7.1.2 Stabilized IPTW for the ATE
If the average total effect (ATE) is identifiable, \(\Psi_{ATE}\) can be estimated using a stabilized IPTW estimator: \[\begin{equation} \hat{\mathbb{E}}(Y_1) - \hat{\mathbb{E}}(Y_0) = \frac{\frac{1}{n} \sum_{i=1}^n \frac{\mathbb{I}(A_i=1)\hat{g}^*(A_i=1)}{\hat{g}(A_i=1 \mid L(0)_i)} Y_i}{ \frac{1}{n} \sum_{i=1}^n \frac{\mathbb{I}(A_i=1)\hat{g}^*(A_i=1)}{\hat{g}(A_i=1 \mid L(0)_i)}} - \frac{\frac{1}{n} \sum_{i=1}^n \frac{\mathbb{I}(A_i=0)\hat{g}^*(A_i=0)}{\hat{g}(A_i=0 \mid L(0)_i)} Y_i}{ \frac{1}{n} \sum_{i=1}^n \frac{\mathbb{I}(A_i=0)\hat{g}^*(A_i=0)}{\hat{g}(A_i=0 \mid L(0)_i)}} \end{equation}\] The estimation algorithm is the same as for IPTW, but taking into account any non-null function of \(A\) (\(g^*(A_i=a)\)) in the denominator of the weight in step 3, and applying the stabilized estimator in step 4.
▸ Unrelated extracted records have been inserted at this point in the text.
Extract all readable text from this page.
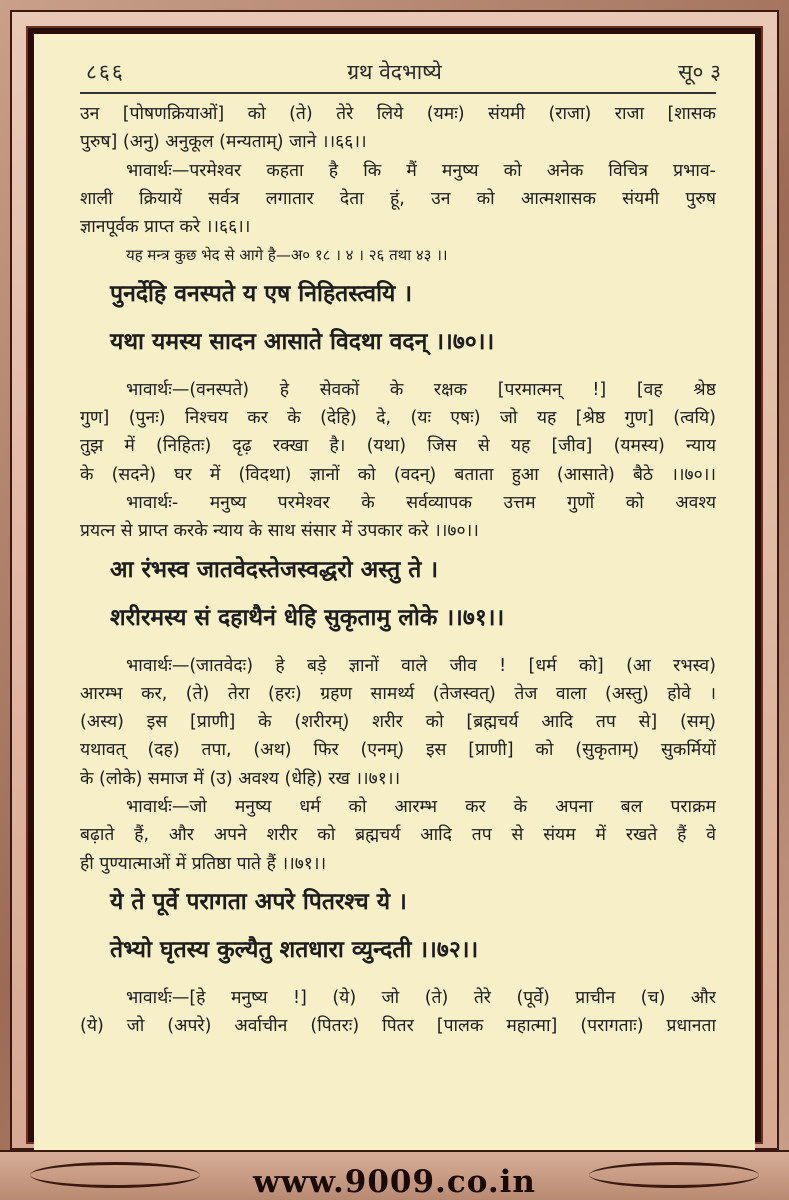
८६६	ग्रथ वेदभाष्ये	सू० ३
उन [पोषणक्रियाओं] को (ते) तेरे लिये (यमः) संयमी (राजा) राजा [शासक
पुरुष] (अनु) अनुकूल (मन्यताम्) जाने ।।६६।।
भावार्थः—परमेश्वर कहता है कि मैं मनुष्य को अनेक विचित्र प्रभाव-
शाली क्रियायें सर्वत्र लगातार देता हूं, उन को आत्मशासक संयमी पुरुष
ज्ञानपूर्वक प्राप्त करे ।।६६।।
यह मन्त्र कुछ भेद से आगे है—अ० १८ । ४ । २६ तथा ४३ ।।
पुनर्देहि वनस्पते य एष निहितस्त्वयि ।
यथा यमस्य सादन आसाते विदथा वदन् ।।७०।।
भावार्थः—(वनस्पते) हे सेवकों के रक्षक [परमात्मन् !] [वह श्रेष्ठ
गुण] (पुनः) निश्चय कर के (देहि) दे, (यः एषः) जो यह [श्रेष्ठ गुण] (त्वयि)
तुझ में (निहितः) दृढ़ रक्खा है। (यथा) जिस से यह [जीव] (यमस्य) न्याय
के (सदने) घर में (विदथा) ज्ञानों को (वदन्) बताता हुआ (आसाते) बैठे ।।७०।।
भावार्थः- मनुष्य परमेश्वर के सर्वव्यापक उत्तम गुणों को अवश्य
प्रयत्न से प्राप्त करके न्याय के साथ संसार में उपकार करे ।।७०।।
आ रंभस्व जातवेदस्तेजस्वद्धरो अस्तु ते ।
शरीरमस्य सं दहाथैनं धेहि सुकृतामु लोके ।।७१।।
भावार्थः—(जातवेदः) हे बड़े ज्ञानों वाले जीव ! [धर्म को] (आ रभस्व)
आरम्भ कर, (ते) तेरा (हरः) ग्रहण सामर्थ्य (तेजस्वत्) तेज वाला (अस्तु) होवे ।
(अस्य) इस [प्राणी] के (शरीरम्) शरीर को [ब्रह्मचर्य आदि तप से] (सम्)
यथावत् (दह) तपा, (अथ) फिर (एनम्) इस [प्राणी] को (सुकृताम्) सुकर्मियों
के (लोके) समाज में (उ) अवश्य (धेहि) रख ।।७१।।
भावार्थः—जो मनुष्य धर्म को आरम्भ कर के अपना बल पराक्रम
बढ़ाते हैं, और अपने शरीर को ब्रह्मचर्य आदि तप से संयम में रखते हैं वे
ही पुण्यात्माओं में प्रतिष्ठा पाते हैं ।।७१।।
ये ते पूर्वे परागता अपरे पितरश्च ये ।
तेभ्यो घृतस्य कुल्यैतु शतधारा व्युन्दती ।।७२।।
भावार्थः—[हे मनुष्य !] (ये) जो (ते) तेरे (पूर्वे) प्राचीन (च) और
(ये) जो (अपरे) अर्वाचीन (पितरः) पितर [पालक महात्मा] (परागताः) प्रधानता
www.9009.co.in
## 3. For example, applying g^*(A) = 1
## 4. Applying the stabilized estimator
# point estimates:
s.IPTW.death <- (mean(wt * as.numeric(df2_int$A0_PM2.5 == 1) * df2_int$Y_death) /
mean(wt * as.numeric(df2_int$A0_PM2.5 == 1))) -
(mean(wt * as.numeric(df2_int$A0_PM2.5 == 0) * df2_int$Y_death) /
mean(wt * as.numeric(df2_int$A0_PM2.5 == 0)))
s.IPTW.death
# [1] 0.08294185
s.IPTW.qol <- (mean(wt * as.numeric(df2_int$A0_PM2.5 == 1) * df2_int$Y_qol) /
mean(wt * as.numeric(df2_int$A0_PM2.5 == 1))) -
(mean(wt * as.numeric(df2_int$A0_PM2.5 == 0) * df2_int$Y_qol) /
mean(wt * as.numeric(df2_int$A0_PM2.5 == 0)))
s.IPTW.qol
# [1] -8.291992
The ATE estimates using stabilized IPTW for death probability and mean quality of life are respectively +8.3% and -8.29.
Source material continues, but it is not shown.